We don't yet have our tree. We get a real tree and usually wait until mid-December to cut it. I hate when the needles dry out and fall on the floor. We'll get our tree Saturday and I'm pretty excited. We have lights up outside the house and have since December 1st. I love how they brighten everything.
Yesterday, I put up the Fisher Price nativity set. I hate the Willow Tree nativity set and spent years building up to the full set. We used to place it on a table in our living room, but Tommy is very much at the age where he likes to smash things, so this year, we put the plastic nativity set in the living room. This morning, he went barreling at it full speed and knocked over the camels and the shepherds. I said, "Watch out, Bethlehem. Here comes the Tommy tornado."

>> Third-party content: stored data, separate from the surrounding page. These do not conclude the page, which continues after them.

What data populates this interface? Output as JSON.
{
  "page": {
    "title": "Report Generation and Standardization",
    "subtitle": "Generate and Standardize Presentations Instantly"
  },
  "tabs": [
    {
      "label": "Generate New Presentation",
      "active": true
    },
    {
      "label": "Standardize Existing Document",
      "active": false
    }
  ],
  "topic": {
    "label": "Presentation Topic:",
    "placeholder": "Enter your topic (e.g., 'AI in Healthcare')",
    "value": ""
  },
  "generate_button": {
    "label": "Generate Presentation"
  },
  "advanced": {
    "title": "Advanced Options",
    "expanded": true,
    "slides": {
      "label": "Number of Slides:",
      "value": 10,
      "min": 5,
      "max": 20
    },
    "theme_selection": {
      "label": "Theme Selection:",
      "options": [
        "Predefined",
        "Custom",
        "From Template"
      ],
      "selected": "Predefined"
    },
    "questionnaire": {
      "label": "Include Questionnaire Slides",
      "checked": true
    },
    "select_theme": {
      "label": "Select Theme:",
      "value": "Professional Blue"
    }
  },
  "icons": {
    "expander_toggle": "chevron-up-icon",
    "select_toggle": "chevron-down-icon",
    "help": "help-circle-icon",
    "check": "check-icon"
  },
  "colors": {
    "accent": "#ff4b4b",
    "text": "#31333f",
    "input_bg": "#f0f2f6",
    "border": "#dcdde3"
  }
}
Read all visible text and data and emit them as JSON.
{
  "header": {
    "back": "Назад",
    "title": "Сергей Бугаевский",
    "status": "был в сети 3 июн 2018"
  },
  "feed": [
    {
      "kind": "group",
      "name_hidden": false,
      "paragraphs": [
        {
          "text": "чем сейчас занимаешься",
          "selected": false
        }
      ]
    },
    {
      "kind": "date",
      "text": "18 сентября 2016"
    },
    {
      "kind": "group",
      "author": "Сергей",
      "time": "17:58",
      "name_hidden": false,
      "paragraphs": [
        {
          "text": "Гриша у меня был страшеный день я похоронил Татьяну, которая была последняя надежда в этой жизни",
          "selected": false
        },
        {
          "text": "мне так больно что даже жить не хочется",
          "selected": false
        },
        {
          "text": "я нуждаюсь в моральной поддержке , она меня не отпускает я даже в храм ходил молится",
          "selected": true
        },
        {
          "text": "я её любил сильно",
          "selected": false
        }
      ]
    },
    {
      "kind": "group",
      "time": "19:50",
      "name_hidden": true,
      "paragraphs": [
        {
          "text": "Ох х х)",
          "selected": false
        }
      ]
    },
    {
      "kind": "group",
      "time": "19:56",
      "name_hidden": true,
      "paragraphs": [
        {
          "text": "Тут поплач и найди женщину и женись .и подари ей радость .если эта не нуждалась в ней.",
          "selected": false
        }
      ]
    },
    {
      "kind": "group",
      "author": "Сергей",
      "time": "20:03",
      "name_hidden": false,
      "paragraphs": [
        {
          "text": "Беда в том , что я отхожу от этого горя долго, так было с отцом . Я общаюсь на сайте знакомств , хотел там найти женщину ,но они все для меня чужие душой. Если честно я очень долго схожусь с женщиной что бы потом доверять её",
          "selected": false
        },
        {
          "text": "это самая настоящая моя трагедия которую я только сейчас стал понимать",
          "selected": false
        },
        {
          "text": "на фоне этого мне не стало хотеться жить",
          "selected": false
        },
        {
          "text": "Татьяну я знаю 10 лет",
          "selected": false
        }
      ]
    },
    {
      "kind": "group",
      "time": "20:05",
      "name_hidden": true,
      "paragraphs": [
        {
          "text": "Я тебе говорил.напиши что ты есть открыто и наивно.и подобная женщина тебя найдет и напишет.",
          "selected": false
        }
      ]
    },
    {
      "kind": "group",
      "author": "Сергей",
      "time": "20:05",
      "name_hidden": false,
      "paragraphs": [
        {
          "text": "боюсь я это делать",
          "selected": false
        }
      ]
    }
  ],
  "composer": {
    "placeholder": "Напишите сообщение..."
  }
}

We do, however, have our Willow Tree set up downstairs. Actually, it stays up all year long. Someone (who is related to me by marriage, but that's all I'll say) made fun of us for having it up in June, implying that we were lazy and hadn't yet taken down our Christmas decorations.


Not so. Regardless of what you believe or don't believe, isn't it simply a message of hope? Even if you think the Christmas story is just that--a story--thematically, it's a story of hope and don't we need hope year round? Not just for a few weeks in December?